"There is magic in the third time of asking," came a breathed, just audible whisper. "Yet, be warned; call not to you that which you may neither hold nor forbid."

"But I do call—if that will make you speak to me," I returned, my pulses tingling triumph. "Although, as to not holding you——"

"You fancy you hold me? It is not you who are master of this moment, but I who am its mistress."

Her voice had gained in strength; a soft voice, yet not weak, used with a delicate deliberation that gave her speech the effect of being a caprice of her own rather than a result of my compulsion. Yet, I thought, she must be crouched or kneeling beside me, on the floor, held like the Lady of the Beautiful Tresses.

"Still, I doubt if you have the disposition to use your advantage," I began.
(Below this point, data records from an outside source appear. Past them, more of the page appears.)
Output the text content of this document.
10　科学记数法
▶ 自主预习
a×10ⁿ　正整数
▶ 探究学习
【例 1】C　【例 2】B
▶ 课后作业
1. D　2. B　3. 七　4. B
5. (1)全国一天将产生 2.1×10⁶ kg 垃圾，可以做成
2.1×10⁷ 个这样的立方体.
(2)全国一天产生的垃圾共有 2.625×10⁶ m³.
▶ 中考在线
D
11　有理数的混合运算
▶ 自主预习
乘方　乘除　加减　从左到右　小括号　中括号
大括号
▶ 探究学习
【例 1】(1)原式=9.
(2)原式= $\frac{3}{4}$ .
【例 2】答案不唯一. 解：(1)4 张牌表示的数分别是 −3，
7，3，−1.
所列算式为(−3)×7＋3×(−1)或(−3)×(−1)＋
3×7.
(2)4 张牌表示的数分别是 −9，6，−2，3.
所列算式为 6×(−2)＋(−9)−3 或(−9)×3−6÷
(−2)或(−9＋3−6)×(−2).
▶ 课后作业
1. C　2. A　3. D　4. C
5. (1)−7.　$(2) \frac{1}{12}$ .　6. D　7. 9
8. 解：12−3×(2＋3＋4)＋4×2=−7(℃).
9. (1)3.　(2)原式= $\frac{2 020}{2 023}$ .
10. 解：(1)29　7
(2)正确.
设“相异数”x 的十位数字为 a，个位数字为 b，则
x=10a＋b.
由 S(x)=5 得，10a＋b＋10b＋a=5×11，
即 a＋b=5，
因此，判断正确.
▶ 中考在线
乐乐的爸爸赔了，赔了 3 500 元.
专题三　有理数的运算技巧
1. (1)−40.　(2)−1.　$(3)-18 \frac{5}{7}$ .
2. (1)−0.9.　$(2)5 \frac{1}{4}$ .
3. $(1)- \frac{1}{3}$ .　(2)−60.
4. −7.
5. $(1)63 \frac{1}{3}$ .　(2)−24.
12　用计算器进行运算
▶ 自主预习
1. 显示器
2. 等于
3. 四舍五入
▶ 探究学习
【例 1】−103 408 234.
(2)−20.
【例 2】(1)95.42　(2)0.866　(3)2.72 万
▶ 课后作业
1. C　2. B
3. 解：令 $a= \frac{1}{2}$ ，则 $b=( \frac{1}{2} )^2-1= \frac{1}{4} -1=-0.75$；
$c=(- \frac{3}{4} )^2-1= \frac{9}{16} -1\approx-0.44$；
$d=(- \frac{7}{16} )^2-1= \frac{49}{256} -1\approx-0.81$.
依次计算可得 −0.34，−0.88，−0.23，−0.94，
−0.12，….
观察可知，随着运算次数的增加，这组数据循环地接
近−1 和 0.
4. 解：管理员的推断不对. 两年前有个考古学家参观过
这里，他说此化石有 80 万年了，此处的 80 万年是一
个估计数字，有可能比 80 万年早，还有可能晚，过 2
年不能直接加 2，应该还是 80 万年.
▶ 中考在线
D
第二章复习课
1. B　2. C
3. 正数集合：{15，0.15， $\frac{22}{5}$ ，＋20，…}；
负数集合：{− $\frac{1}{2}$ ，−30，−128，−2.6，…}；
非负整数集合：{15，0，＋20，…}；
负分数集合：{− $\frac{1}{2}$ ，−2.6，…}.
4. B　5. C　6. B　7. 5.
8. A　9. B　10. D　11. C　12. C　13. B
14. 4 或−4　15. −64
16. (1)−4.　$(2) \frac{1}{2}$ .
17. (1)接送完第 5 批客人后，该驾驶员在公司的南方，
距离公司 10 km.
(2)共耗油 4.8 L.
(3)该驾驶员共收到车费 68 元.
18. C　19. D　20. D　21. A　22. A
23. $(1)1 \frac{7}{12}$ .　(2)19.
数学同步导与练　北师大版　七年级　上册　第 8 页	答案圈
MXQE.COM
"You mean, the cruelty," she corrected me.

"I am from New York," I smiled. "Let me say, the nerve. If you pressed that knife, I might bleed to death, you know."

"Would you hear a story of a woman of my house, and her anger, before you doubt too far?"

"Tell me," I consented; and smiled in the darkness at the transparent plan to distract my attention from that imprisoned braid.

She was silent for so long that I fancied the plan abandoned, perhaps for lack of a tale to tell. Then her voice leaped suddenly out of the blackness that closed us in, speaking always in muted tones, but with a strange, impassioned urgency and force that startled like a cry. The words hurried upon one another like breaking surf.